Dying Mom Confirmed as Capable When Removing Two of Three Kids in Will
A dying, cancer-ridden mother decided to cut two of her three grown children out of her Will. Should the court overturn it after her death?
Not according to the Ontario Court of Appeal in a recent case called Di Nunzio v. Di Nunzio.
The facts involved a woman named Rosalba, who died at age 80 leaving what turned out to be a hotly-contested Will. Although she had three now-adult children – Robert, Lucia, and Teresa – Rosalba’s 2017 Will expressly disinherited the first two of them, leaving daughter Teresa to be the sole beneficiary and estate trustee.
Not surprisingly, the disinherited offspring felt aggrieved. One of them, Lucia, brought a court application: She objected that her mother simply did not have legal capacity when the Will was made, which was about 16 months before her death. Lucia pointed to Rosalba’s spreading cancer and declining health, her chronic pain, and the effects of her treatment and heavy medication. Her brother Robert was also able to testify that some days his mother Rosalba’s pain was so severe that she could not even engage in conversation. Lucia claimed her gravely ill mother had been unduly influenced, and that the circumstances were “suspicious”.
On this basis, Lucia asked the court to have her sister Teresa’s Certificate of Appointment as Executrix set aside, and to have Rosalba’s Will be declared invalid and unenforceable.
At trial, the judge declined to make such an order. Lucia appealed, but the Court of Appeal upheld the earlier ruling. Rosalba’s Will was declared valid.
The Court confirmed that the mere fact Rosalba had advanced cancer and was heavily medicated did not – by itself – establish lack of legal capacity. There were well-established legal tests and rebuttable presumptions that went into that determination.
When those tests were applied to the facts, the evidence “amply supported” the conclusion that Rosalba
… had the requisite testamentary capacity, notwithstanding her illness and the effects of her treatment and medication, and was not under any influence but only guided by her own alert good judgment when she made her March 1, 2017 will which was not surrounded by suspicious circumstances.
That “alert good judgment” arose partly from the fact Rosalba apparently did not financially trust her daughter Lucia, who had a long history of drug and alcohol abuse. The relationship between them was fraught and tumultuous. It was also no secret that in 2015, Rosalba had made an earlier version of her Will that likewise disinherited Lucia outright. That move had been prompted by the revelation that Lucia had taken – but not replaced – a large sum of money from Rosalba’s bank account just as she was going through chemotherapy.

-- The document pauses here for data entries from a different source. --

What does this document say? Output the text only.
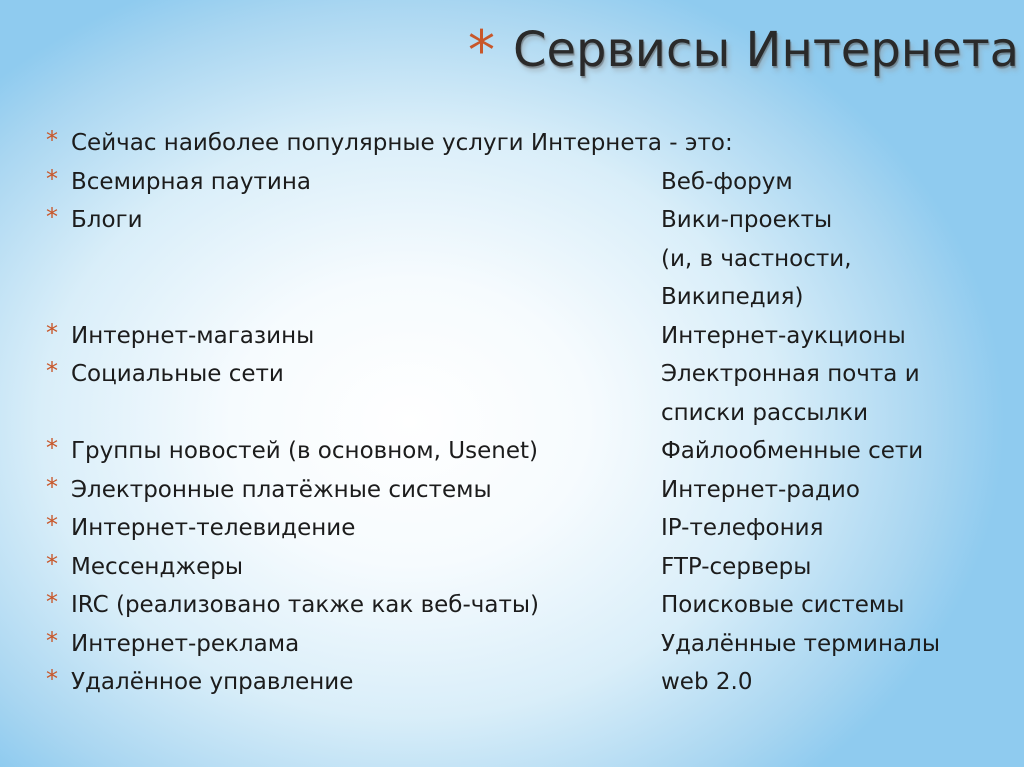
* Сервисы Интернета
* Сейчас наиболее популярные услуги Интернета - это:
* Всемирная паутина	Веб-форум
* Блоги	Вики-проекты
(и, в частности,
Википедия)
* Интернет-магазины	Интернет-аукционы
* Социальные сети	Электронная почта и
списки рассылки
* Группы новостей (в основном, Usenet)	Файлообменные сети
* Электронные платёжные системы	Интернет-радио
* Интернет-телевидение	IP-телефония
* Мессенджеры	FTP-серверы
* IRC (реализовано также как веб-чаты)	Поисковые системы
* Интернет-реклама	Удалённые терминалы
* Удалённое управление	web 2.0
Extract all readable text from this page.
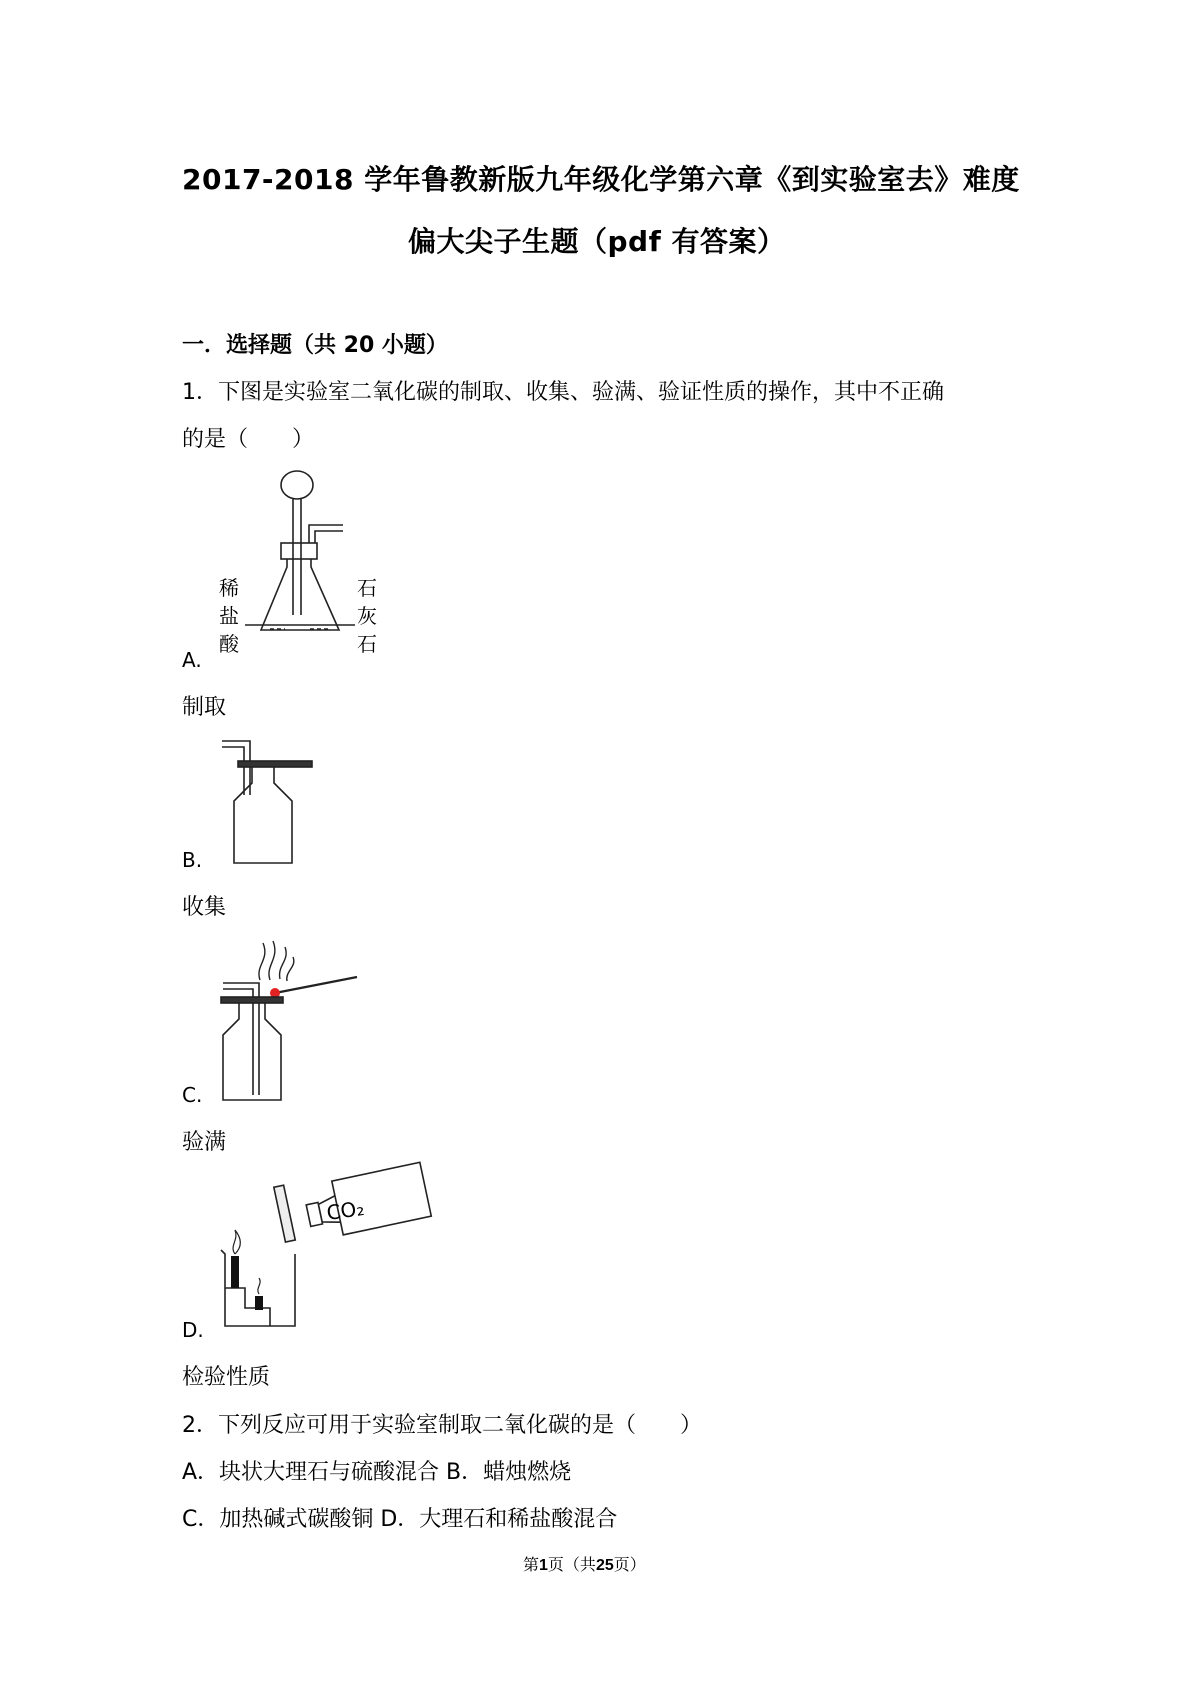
2017-2018 学年鲁教新版九年级化学第六章《到实验室去》难度
偏大尖子生题（pdf 有答案）
一．选择题（共 20 小题）
1．下图是实验室二氧化碳的制取、收集、验满、验证性质的操作，其中不正确
的是（　　）
稀
盐
酸
石
灰
石
A.
制取
B.
收集
C.
验满
CO₂
D.
检验性质
2．下列反应可用于实验室制取二氧化碳的是（　　）
A．块状大理石与硫酸混合 B．蜡烛燃烧
C．加热碱式碳酸铜 D．大理石和稀盐酸混合
第1页（共25页）
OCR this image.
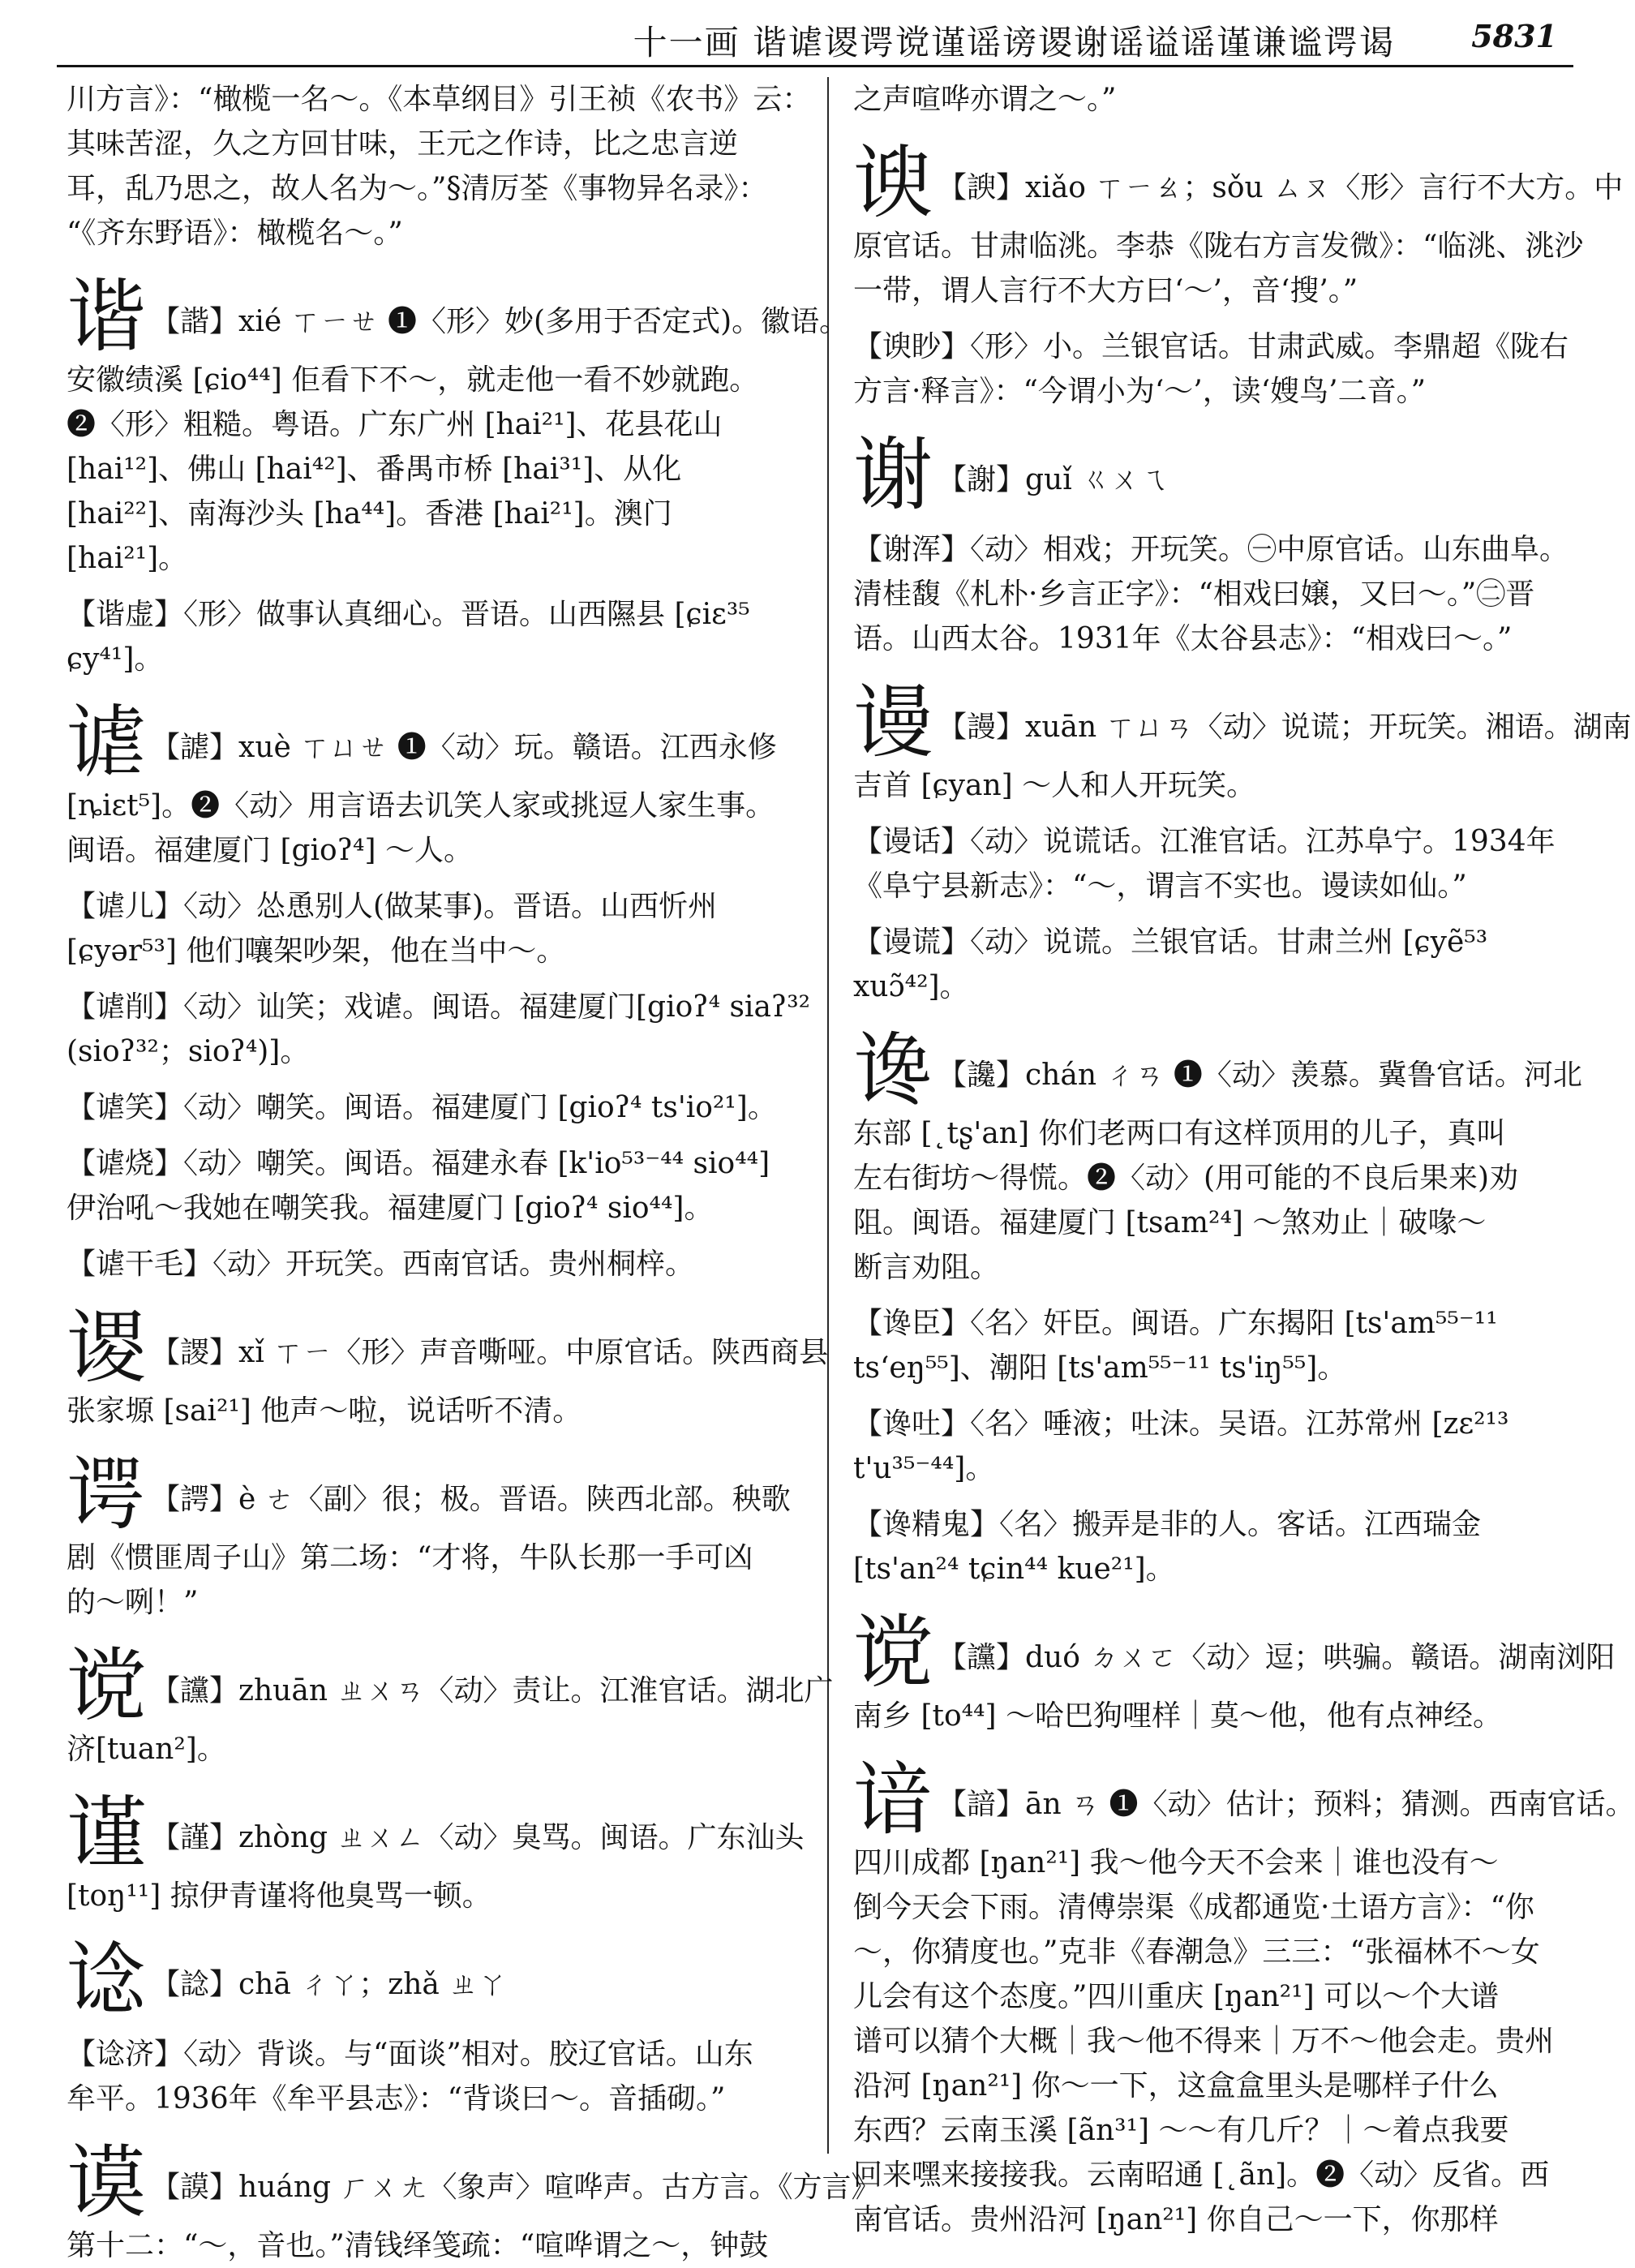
十一画 谐谑谡谔谠谨谣谤谡谢谣谥谣谨谦谧谔谒 5831
川方言》：“橄榄一名～。《本草纲目》引王祯《农书》云：
其味苦涩，久之方回甘味，王元之作诗，比之忠言逆
耳，乱乃思之，故人名为～。”§清厉荃《事物异名录》：
“《齐东野语》：橄榄名～。”
谐 【諧】xié ㄒㄧㄝ ❶〈形〉妙(多用于否定式)。徽语。
安徽绩溪 [ɕio⁴⁴] 佢看下不～，就走他一看不妙就跑。
❷〈形〉粗糙。粤语。广东广州 [hai²¹]、花县花山
[hai¹²]、佛山 [hai⁴²]、番禺市桥 [hai³¹]、从化
[hai²²]、南海沙头 [ha⁴⁴]。香港 [hai²¹]。澳门
[hai²¹]。
【谐虚】〈形〉做事认真细心。晋语。山西隰县 [ɕiɛ³⁵
ɕy⁴¹]。
谑 【謔】xuè ㄒㄩㄝ ❶〈动〉玩。赣语。江西永修
[ȵiɛt⁵]。❷〈动〉用言语去讥笑人家或挑逗人家生事。
闽语。福建厦门 [gioʔ⁴] ～人。
【谑儿】〈动〉怂恿别人(做某事)。晋语。山西忻州
[ɕyər⁵³] 他们嚷架吵架，他在当中～。
【谑削】〈动〉讪笑；戏谑。闽语。福建厦门[gioʔ⁴ siaʔ³²
(sioʔ³²；sioʔ⁴)]。
【谑笑】〈动〉嘲笑。闽语。福建厦门 [gioʔ⁴ ts'io²¹]。
【谑烧】〈动〉嘲笑。闽语。福建永春 [k'io⁵³⁻⁴⁴ sio⁴⁴]
伊治吼～我她在嘲笑我。福建厦门 [gioʔ⁴ sio⁴⁴]。
【谑干毛】〈动〉开玩笑。西南官话。贵州桐梓。
谡 【謖】xǐ ㄒㄧ〈形〉声音嘶哑。中原官话。陕西商县
张家塬 [sai²¹] 他声～啦，说话听不清。
谔 【諤】è ㄜ〈副〉很；极。晋语。陕西北部。秧歌
剧《惯匪周子山》第二场：“才将，牛队长那一手可凶
的～咧！”
谠 【讜】zhuān ㄓㄨㄢ〈动〉责让。江淮官话。湖北广
济[tuan²]。
谨 【謹】zhòng ㄓㄨㄥ〈动〉臭骂。闽语。广东汕头
[toŋ¹¹] 掠伊青谨将他臭骂一顿。
谂 【諗】chā ㄔㄚ；zhǎ ㄓㄚ
【谂济】〈动〉背谈。与“面谈”相对。胶辽官话。山东
牟平。1936年《牟平县志》：“背谈曰～。音插砌。”
谟 【謨】huáng ㄏㄨㄤ〈象声〉喧哗声。古方言。《方言》
第十二：“～，音也。”清钱绎笺疏：“喧哗谓之～，钟鼓
之声喧哗亦谓之～。”
谀 【諛】xiǎo ㄒㄧㄠ；sǒu ㄙㄡ〈形〉言行不大方。中
原官话。甘肃临洮。李恭《陇右方言发微》：“临洮、洮沙
一带，谓人言行不大方曰‘～’，音‘搜’。”
【谀眇】〈形〉小。兰银官话。甘肃武威。李鼎超《陇右
方言·释言》：“今谓小为‘～’，读‘嫂鸟’二音。”
谢 【謝】guǐ ㄍㄨㄟ
【谢浑】〈动〉相戏；开玩笑。㊀中原官话。山东曲阜。
清桂馥《札朴·乡言正字》：“相戏曰嬢，又曰～。”㊁晋
语。山西太谷。1931年《太谷县志》：“相戏曰～。”
谩 【謾】xuān ㄒㄩㄢ〈动〉说谎；开玩笑。湘语。湖南
吉首 [ɕyan] ～人和人开玩笑。
【谩话】〈动〉说谎话。江淮官话。江苏阜宁。1934年
《阜宁县新志》：“～，谓言不实也。谩读如仙。”
【谩谎】〈动〉说谎。兰银官话。甘肃兰州 [ɕyẽ⁵³
xuɔ̃⁴²]。
谗 【讒】chán ㄔㄢ ❶〈动〉羡慕。冀鲁官话。河北
东部 [˛tʂ'an] 你们老两口有这样顶用的儿子，真叫
左右街坊～得慌。❷〈动〉(用可能的不良后果来)劝
阻。闽语。福建厦门 [tsam²⁴] ～煞劝止｜破喙～
断言劝阻。
【谗臣】〈名〉奸臣。闽语。广东揭阳 [ts'am⁵⁵⁻¹¹
tsʻeŋ⁵⁵]、潮阳 [ts'am⁵⁵⁻¹¹ ts'iŋ⁵⁵]。
【谗吐】〈名〉唾液；吐沫。吴语。江苏常州 [zɛ²¹³
t'u³⁵⁻⁴⁴]。
【谗精鬼】〈名〉搬弄是非的人。客话。江西瑞金
[ts'an²⁴ tɕin⁴⁴ kue²¹]。
谠 【讜】duó ㄉㄨㄛ〈动〉逗；哄骗。赣语。湖南浏阳
南乡 [to⁴⁴] ～哈巴狗哩样｜莫～他，他有点神经。
谙 【諳】ān ㄢ ❶〈动〉估计；预料；猜测。西南官话。
四川成都 [ŋan²¹] 我～他今天不会来｜谁也没有～
倒今天会下雨。清傅崇渠《成都通览·土语方言》：“你
～，你猜度也。”克非《春潮急》三三：“张福林不～女
儿会有这个态度。”四川重庆 [ŋan²¹] 可以～个大谱
谱可以猜个大概｜我～他不得来｜万不～他会走。贵州
沿河 [ŋan²¹] 你～一下，这盒盒里头是哪样子什么
东西？云南玉溪 [ãn³¹] ～～有几斤？｜～着点我要
回来嘿来接接我。云南昭通 [˛ãn]。❷〈动〉反省。西
南官话。贵州沿河 [ŋan²¹] 你自己～一下，你那样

The Appeal Court looked at other facts as well. These included the conflicting evidence from both sibling “factions”, as well as the testimony of independent witnesses, such as the lawyer who drafted Rosalba’s last Will for her after getting clear instructions.
When viewed as a whole, the evidence collectively led to the conclusion that Rosalba had full testamentary capacity when she made the 2017 Will. It conveyed a “firm and clear” intent to exclude Lucia on account of her addiction problems. (And her brother Robert was excluded, the Court added, because Rosalba trusted her other daughter Teresa to take care of him after her death). It had been properly executed, and Rosalba knew and approved its contents when she signed. None of Lucia’s allegations of undue influence or “suspicious” circumstances were made out here.
The court said:
While it is clear in the 2016-17 period leading up to the Will that Rosalba had good days and bad days, there is no evidence that her health, treatments, or pain medication had any effect on her mentally at the material times. In fact, the evidence of [independent witnesses] establishes the opposite.